If this double standard was conspicuous and shameful, the United Nations Secretary General’s recent action -- under threat -- to delist Saudi Arabia from a list of nations and groups committing war crimes against children can be the peak of ignominy.

Secretary General Ban Ki-moon, whose 10-year term expires in December, caved into pressure when Saudi Arabia warned the world body that it would withdraw millions of dollars in humanitarian funding if it was not removed from the annex to the UN’s annual report on children and armed conflict.
One Asian diplomat told veteran UN correspondent Thalif Deen, on condition of anonymity, “The credibility of the United Nations has been undermined…. Ban Ki-moon should be inducted into a UN Hall of Shame.”

According to a UN report released earlier this month, the Saudi-led coalition was responsible for nearly 60 percent of child deaths and injuries in the Yemen conflict last year, killing 510 and wounding 667. 

When confronted by journalists, Ban said, “I’m Chief Administrative Officer of this Organisation. I have to take care and consider so many crises happening at the same time.” He said the decision to backtrack on the list was “quite painful for me” but that he “had to make a decision just to keep all United Nations operations, particularly humanitarian operations, continuing.”

What has the United States, the co-sponsor of the Sri Lanka Resolution at the UNHRC, done to condemn the Secretary General’s cowardice? Virtually nothing. When a journalist posed the question, Mark C. Toner, deputy spokesperson for the State Department, said, “Look, I’m not going to second-guess the UN’s decision and the secretary-general’s decision. It’s up to him to explain and defend his rationale for doing so.”

Well, this was not the only occasion that Ban, under pressure, has removed a country from the blacklist. Last year, he removed Israel from the list. This he did after he came under pressure from the United States, which protects Israel whether it is right or wrong. Ban apparently feared that the US which in 2011 withdrew funding for UNESCO in retaliation for the agency’s recognition of Palestine as a full member, would take similar action.

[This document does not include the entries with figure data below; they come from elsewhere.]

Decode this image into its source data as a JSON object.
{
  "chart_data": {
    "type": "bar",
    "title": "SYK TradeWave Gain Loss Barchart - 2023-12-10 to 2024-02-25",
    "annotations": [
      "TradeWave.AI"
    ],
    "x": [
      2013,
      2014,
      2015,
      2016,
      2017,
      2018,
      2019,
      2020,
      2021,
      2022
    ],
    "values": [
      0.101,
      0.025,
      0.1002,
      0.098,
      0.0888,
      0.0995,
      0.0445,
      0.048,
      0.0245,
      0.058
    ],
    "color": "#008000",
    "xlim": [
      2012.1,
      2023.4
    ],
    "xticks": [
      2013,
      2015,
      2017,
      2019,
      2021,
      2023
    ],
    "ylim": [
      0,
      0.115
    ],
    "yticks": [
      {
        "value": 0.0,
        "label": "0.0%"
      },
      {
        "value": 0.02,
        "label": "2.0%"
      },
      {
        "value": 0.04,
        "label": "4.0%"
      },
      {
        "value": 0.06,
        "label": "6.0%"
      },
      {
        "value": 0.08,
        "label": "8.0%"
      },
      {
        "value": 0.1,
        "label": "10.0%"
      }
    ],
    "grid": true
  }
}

So money talks, Mr. Secretary General. A country’s economic power or political influence is much weightier than the United Nations’ commitment to human rights.

So whom are we deceiving by the thrice-a-year UNHRC circus in Geneva? If the rich, the powerful and those with the right connections can bully their way out of blacklists after committing war crimes, then why pursue other countries? We are not calling for the dissolution of the United Nations or its human rights council.  We call for a uniform human rights code and an end to the farce.